İşte Gazze; bu aziz evlatları ile onur duymakta ve bu yolda feda olanları, analarının bağrını tadamayan, ona doyamayan şehidleri, bir ana şefkati misali kara toprağının bağrına basmaktadır. Hatta çoğunu toprağa bile verememektedir.
Onlar, Kudüs’ün ve Mescid-i Aksa’nın değerini yüreklerinde taşıyor. Ve değerli olana verilen değerle kişi değer kazanır. Değersiz insanların tek uğraşı, değerden yoksun şeylerle (menfaat, makam, şöhret vs.) oyalanmak ve akıbeti, değerli olana karşı gösterdiği ilgisizlikle daha da değersizleşmektir.

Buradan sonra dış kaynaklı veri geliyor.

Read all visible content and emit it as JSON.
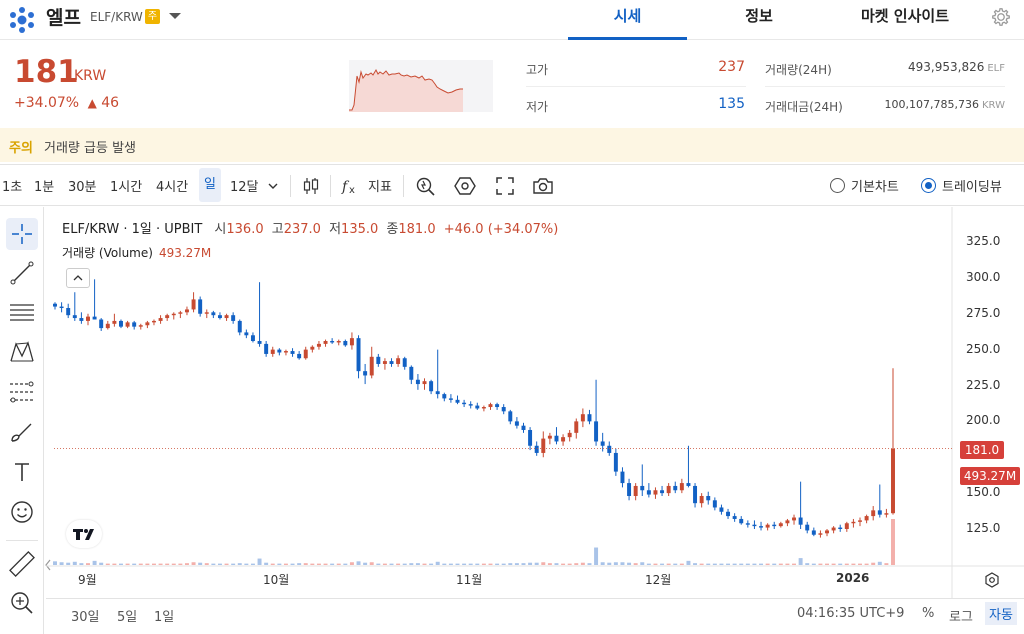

Filistin mücadelesine insanlık değeri ekseninde hayatına mal olması pahasına destek veren tarihi örneklerden biri de hiç şüphesiz Amerikalı barış aktivisti bayan Rachel Corrie’dir. Aynı inancı taşımadığı, aynı halktan olmadığı halde, insani değerlere yapılan saldırılara sessiz kalamayan bu yürek, Filistin halkının destekçisi olduğundan, 2003 yılının Mart ayında 24 yaşında iken buldozerler altında bu mazlum halk gibi vahşice katledildi. Sınır tanımayan israil vahşeti, en büyük destekçisi olan ABD’nin kendi halkından bile olsa, Filistin’e yapılan desteğe karşı acımasızca sahneye çıkmaktadır. Öte yandan İslami olmasa bile insani değerin anlamını bilen ve “Zulüm bizdense ben bizden değilim” diyen bu Filistin kurbanı, başta Arap liderler olmak üzere Kudüs’e ihanet eden tüm İslam ülkelerinin yöneticileri için büyük bir utanç örneğidir.
Bu olaylara insaniyet noktasında bir karşı duruş sergileyen yürekler varken, Müslümanlar için sorumluluk hem insani hem de İslami boyutuyla daha da fazladır. Bu nedenle Kudüs erlerinin mücadelesine bigâne kalmanın vebali çok daha ağır olacaktır. Ölüm mukadderdir ve kimse kaçamayacaktır, ama bahtiyar olanlar bu ölüme izzetle giderken, bedbaht olanlar zilletle gideceklerdir. Hiç değer bilenlerle bilmeyenler bir olur mu?
Direniş bilinciyle aşılanmış özgür Kudüs âşıklarının mücadelesinin müjdesi olan şu hadis, bir gün gerçekleşecektir inşallah. Mühim olan, bu süreçte bizlerin hangi safta durduğu ve ne kadar katkı sunduğudur.
“Ümmetimden bir grup sürekli Hak üzere hareket edecek, düşmanlarına üstün geleceklerdir. Allah’ın emri gelinceye kadar (onların bu cihadları devam eder), kendilerine muhalefet edenlerin muhalefetleri onlara zarar vermez.’’ ‘‘Onlar nerededirler ya Resulullah?’’ diye sorulunca Hz. Peygamber (sav) şöyle buyurur: “Beyt’ül Makdis’te (Kudüs’te) ve çevresindeki bölgelerde.”